I’d argue having the value be set to the max value is far better than an app crashing (assuming they forgot to rescue it)

Right, is this not something that should be prevented by some validation before ever reaching the point where the addition happens?

Following on the game example, I as a user spend hours and hours farming for loot to sell. I currently am near the Int32 max (unbeknownst to me). I then go to the market the sell my spoils. After selling it all I notice I only got 100k gold, when i should have got another 400k, but my gold was capped at the Int32 max, and I lost the items, and didn’t get compensated for them. How would this not be a bug?

I would expect something to happen when the user tries to sell the loot, saying “hey you reached the max amount of gold, how about sharing the wealth?”, and not allowing that transaction to go through.

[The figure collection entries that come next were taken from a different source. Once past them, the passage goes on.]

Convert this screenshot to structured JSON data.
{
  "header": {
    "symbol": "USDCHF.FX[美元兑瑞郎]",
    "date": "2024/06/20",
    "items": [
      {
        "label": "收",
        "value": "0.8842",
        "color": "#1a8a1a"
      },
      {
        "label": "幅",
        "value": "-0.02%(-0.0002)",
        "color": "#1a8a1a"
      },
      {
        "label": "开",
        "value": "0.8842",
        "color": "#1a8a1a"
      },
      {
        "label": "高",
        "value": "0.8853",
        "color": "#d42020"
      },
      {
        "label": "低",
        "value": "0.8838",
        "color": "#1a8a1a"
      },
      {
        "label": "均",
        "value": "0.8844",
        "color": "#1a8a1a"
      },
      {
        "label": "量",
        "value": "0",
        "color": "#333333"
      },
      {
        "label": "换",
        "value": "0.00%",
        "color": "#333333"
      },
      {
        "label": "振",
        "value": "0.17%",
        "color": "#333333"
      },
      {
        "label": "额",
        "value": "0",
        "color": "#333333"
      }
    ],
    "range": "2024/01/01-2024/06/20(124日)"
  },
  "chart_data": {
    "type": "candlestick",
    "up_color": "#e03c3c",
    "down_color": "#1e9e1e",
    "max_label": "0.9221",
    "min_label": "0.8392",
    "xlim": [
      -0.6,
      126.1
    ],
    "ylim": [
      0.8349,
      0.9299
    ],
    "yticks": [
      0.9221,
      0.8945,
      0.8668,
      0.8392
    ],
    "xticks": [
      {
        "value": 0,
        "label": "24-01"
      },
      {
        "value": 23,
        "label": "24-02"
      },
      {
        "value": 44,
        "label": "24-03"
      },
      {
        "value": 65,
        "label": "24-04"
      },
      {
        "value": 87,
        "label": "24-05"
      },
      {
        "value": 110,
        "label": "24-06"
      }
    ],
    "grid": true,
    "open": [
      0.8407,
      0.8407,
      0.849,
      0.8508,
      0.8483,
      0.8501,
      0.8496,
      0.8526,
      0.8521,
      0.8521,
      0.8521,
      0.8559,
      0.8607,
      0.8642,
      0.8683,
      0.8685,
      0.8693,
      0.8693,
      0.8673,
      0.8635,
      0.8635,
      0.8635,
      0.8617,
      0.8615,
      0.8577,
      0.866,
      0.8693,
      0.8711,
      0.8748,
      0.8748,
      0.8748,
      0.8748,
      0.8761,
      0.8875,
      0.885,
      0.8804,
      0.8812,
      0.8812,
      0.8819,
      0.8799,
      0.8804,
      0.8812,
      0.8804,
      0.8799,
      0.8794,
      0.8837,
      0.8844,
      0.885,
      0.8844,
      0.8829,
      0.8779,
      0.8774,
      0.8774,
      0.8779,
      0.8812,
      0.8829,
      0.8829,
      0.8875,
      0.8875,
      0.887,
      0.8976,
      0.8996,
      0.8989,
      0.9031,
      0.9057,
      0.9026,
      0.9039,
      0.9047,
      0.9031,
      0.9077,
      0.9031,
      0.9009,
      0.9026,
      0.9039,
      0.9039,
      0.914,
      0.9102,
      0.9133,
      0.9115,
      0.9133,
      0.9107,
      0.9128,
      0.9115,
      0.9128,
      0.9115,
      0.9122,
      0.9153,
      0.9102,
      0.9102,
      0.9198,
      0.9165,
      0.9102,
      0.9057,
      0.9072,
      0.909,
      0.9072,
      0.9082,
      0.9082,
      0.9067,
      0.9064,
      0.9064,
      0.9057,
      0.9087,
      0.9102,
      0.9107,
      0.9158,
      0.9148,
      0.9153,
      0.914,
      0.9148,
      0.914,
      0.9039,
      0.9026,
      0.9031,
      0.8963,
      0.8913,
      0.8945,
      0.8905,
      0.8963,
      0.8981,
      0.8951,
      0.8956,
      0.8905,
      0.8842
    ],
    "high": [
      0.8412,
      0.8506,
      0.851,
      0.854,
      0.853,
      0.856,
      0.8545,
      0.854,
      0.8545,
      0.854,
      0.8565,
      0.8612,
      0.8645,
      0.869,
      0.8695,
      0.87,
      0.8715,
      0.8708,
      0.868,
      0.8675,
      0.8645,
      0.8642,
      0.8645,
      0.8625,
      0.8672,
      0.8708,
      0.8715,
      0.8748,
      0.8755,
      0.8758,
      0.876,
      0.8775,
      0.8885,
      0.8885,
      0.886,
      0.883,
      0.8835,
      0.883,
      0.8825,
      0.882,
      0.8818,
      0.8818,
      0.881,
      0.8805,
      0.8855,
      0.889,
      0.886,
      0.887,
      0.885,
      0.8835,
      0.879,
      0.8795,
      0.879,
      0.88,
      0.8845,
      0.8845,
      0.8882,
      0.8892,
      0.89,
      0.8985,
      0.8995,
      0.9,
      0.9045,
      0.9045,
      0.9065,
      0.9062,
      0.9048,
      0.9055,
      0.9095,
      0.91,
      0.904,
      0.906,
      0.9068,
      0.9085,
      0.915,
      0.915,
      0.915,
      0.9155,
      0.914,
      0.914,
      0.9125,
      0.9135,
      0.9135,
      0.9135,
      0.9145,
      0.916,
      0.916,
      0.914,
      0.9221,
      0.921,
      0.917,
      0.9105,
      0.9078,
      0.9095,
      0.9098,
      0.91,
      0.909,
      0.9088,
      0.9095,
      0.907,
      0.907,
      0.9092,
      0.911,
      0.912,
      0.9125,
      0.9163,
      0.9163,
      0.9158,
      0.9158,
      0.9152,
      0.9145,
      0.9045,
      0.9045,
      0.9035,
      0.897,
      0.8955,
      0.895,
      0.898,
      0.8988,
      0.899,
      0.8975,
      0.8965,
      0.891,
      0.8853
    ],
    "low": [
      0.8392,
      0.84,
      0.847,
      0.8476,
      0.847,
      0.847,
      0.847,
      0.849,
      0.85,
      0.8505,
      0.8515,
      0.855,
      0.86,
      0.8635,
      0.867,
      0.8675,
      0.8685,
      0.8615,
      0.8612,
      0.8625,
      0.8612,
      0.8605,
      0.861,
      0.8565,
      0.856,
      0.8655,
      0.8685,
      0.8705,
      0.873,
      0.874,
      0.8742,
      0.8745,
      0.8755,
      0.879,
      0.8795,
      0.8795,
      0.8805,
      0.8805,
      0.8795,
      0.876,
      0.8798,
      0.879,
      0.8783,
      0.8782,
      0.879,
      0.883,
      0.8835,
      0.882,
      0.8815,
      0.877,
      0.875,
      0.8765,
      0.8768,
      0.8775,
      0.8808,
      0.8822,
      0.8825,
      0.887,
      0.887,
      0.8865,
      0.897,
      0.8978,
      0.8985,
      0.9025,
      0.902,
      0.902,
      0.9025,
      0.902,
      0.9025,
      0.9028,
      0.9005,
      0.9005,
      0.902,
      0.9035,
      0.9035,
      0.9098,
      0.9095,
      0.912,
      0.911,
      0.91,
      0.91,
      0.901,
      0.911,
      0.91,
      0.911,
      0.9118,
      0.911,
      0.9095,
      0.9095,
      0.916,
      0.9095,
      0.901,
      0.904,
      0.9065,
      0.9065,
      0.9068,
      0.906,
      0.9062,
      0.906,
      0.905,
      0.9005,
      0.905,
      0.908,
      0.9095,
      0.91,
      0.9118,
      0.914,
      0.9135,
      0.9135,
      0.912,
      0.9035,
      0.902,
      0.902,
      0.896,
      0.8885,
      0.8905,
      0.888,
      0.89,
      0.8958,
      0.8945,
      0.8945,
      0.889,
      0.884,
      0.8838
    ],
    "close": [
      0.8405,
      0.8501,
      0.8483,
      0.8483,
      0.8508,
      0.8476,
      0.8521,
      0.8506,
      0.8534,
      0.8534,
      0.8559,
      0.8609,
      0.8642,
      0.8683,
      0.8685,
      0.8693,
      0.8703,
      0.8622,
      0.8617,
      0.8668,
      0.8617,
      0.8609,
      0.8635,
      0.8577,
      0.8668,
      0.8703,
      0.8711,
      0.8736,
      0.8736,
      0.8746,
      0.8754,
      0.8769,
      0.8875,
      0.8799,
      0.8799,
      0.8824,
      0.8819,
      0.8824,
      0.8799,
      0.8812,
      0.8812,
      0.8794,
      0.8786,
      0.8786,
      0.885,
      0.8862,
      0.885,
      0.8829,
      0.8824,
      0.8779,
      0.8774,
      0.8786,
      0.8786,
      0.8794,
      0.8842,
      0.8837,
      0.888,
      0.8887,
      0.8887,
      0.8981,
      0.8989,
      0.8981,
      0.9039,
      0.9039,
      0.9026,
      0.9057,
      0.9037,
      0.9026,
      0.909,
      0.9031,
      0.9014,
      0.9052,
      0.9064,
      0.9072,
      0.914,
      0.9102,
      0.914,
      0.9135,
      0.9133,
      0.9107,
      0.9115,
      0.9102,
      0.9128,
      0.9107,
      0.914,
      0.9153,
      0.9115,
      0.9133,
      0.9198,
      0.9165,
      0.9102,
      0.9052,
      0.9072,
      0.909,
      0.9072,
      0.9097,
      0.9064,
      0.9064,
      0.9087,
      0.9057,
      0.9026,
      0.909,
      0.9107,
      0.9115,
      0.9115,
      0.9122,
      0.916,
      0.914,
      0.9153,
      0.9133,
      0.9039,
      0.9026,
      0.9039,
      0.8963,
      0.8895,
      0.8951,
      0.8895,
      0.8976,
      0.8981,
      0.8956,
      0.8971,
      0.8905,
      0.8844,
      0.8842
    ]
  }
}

Silently ignoring an issue because one did not properly validate user input and/or allowed the game to get into an unhandled state sounds like not the best idea.

Crashing an application instead of defaulting a value to its MAX VALUE is not the best idea.

Sure, that’s a good system in place! However, the system doesn’t need to raise an exception, it could just be an in-game bug, or a suggestion a player can create.